El Jueves Santo la liturgia de la Iglesia se detiene con especial cariño
a contemplar el misterio de la Eucaristía y el del sacerdocio ministerial que, personalmente, también me parece muy muy (sic) misterioso. En estos dieciocho años que llevo caminando
éstos caminos del Señor siempre me he sentido especialmente identificado con aquellos
que tienen una fe diferente a la mía, y con aquellos que no tienen fe. Sobre todo con aquellos que dicen no creer en los sacerdotes, los mismos que se quedan extrañados cuando les digo que yo –sacerdote- tampoco creo
en los sacerdotes. Al llegar ahi es cuando les pido que me dejen explicarme bien. Los sacerdotes no
aparecemos por ningún lugar en la Profesión de Fe, ni siquiera en sus formas
más antiguas[1];
además no hay texto alguno del Magisterio que obligue a los
fieles a creer en la persona de los sacerdotes, de los obispos o del Papa. Los
católicos creemos en Dios –Padre, Hijo y Espíritu Santo-, creemos también en la
Iglesia, y dentro de ella, en el sacerdocio, pero jamás nadie nos obligará a
creer en ningún sacerdote en particular. En la Iglesia, los sacerdotes somos
una parte importante, servimos nada más y nada menos que para repartir la
Palabra de Dios y para hacer presente a Jesucristo en medio de la comunidad.
Pero somos importantes porque hablamos de Cristo o porque traemos a Cristo al
altar. Un sacerdote vale tanto como el cristal del vaso donde se bebe agua.

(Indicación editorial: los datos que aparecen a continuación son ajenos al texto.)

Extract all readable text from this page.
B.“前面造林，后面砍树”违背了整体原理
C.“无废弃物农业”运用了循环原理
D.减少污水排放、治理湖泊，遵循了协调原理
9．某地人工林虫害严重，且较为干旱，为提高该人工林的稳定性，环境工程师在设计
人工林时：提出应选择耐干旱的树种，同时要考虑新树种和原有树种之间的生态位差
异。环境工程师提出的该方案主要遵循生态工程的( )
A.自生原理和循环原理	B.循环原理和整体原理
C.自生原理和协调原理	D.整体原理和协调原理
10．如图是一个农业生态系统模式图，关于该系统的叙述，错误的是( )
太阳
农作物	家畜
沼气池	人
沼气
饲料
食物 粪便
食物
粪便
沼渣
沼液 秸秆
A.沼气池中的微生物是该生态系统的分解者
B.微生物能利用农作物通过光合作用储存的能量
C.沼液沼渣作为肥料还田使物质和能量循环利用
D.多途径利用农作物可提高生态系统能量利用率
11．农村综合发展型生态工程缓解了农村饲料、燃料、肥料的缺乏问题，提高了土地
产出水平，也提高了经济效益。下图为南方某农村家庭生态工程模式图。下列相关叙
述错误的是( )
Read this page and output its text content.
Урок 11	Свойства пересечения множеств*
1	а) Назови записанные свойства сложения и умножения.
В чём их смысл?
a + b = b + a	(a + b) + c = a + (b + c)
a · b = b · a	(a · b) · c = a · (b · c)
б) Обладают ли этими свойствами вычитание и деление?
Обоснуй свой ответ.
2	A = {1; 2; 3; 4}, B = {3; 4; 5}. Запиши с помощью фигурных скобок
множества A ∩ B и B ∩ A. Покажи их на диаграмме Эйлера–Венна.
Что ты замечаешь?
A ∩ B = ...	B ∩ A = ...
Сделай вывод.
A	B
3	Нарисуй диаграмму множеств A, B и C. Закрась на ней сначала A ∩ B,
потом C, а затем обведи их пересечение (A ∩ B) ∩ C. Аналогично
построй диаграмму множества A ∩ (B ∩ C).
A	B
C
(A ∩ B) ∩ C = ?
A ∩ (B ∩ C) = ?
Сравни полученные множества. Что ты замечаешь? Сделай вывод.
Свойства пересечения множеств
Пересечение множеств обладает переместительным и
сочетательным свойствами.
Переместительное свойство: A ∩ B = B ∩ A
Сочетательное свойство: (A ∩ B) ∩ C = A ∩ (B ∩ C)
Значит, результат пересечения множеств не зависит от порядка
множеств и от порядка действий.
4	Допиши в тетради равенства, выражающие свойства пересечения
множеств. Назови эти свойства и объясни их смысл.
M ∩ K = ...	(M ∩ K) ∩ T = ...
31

Cuando bebemos un vaso de agua digo que bebo un vaso de agua, pero en realidad
lo que bebo no es el vaso, sino el agua. El vaso es lo que ha sido útil para
beber el agua, ya que sin él, el agua se habría derramado. El vaso es algo que,
después de ser útil, se deja de lado porque ya ha cumplido su misión. Con
nosotros, los sacerdotes, sucede lo mismo. Lo importante –creo- es poner al Señor
en el centro, y allá, en un lugar adecuado, los sacerdotes, siendo útiles en
tanto en cuanto ayudamos a la gente a llegar hasta el Señor. ¿Estoy despreciando el sacerdocio
ministerial? Idiota sería si lo hiciera, después de haber dedicado lo que va de
mi vida a serlo lo mejor que he sabido. Me muy siento contento y muy agradecido
por el don de mi sacerdocio, y al mismo tiempo avergonzado de serlo tan
mediocre y de haber cometido docenas de imprudencias en mi camino ministerial
pero feliz de serlo pues no hay misión mejor en esta vida que mostrar a los
demás el camino por el que se va a Jesús. Y si alguien descubre dentro de sí
esa llamada, que se considere feliz y afortunado. Con todo esto lo que quiero
decir es que no se debe confundir la mano que señala el camino hacia Jesús con
Jesús mismo. Alguien ha dicho que los sacerdotes somos como esos letreros que
en las carreteras, dicen: Sebastopol, ciento cuarenta kilómetros. Señalan por
dónde se va a Sebastopol, pero ellos mismos no van. ¿También los sacerdotes señalamos
el camino por el que se va a Cristo, pero luego somos tan cobardes que no vamos
hacía él? Sí, sucede ¡cuántos pecados tenemos! Pero lo importante de la señal en
una carretera es que señale bien la dirección. El error sería sentarse encima
de ese letrero en lugar de seguir la dirección que marca. En el día en que
celebramos la institución de la Eucaristía y el Orden Sacerdotal, suba nuestra
oración a Dios Padre en acción de gracias como el incienso del altar, y
descienda sobre cada uno de nosotros, sus sacerdotes su misericordia, de manera
que cada día nos parezcamos un poquito más a su hijo Jesucristo, Sumo y Eterno
Sacerdote •
[1] Símbolo de
San Epifanio, Fórmula de “Clemente Trinidad”, Símbolo del Concilio de Toledo
del año 400, Símbolo “quicumque”, etc. Cfr. Denzinger nn. 1-39.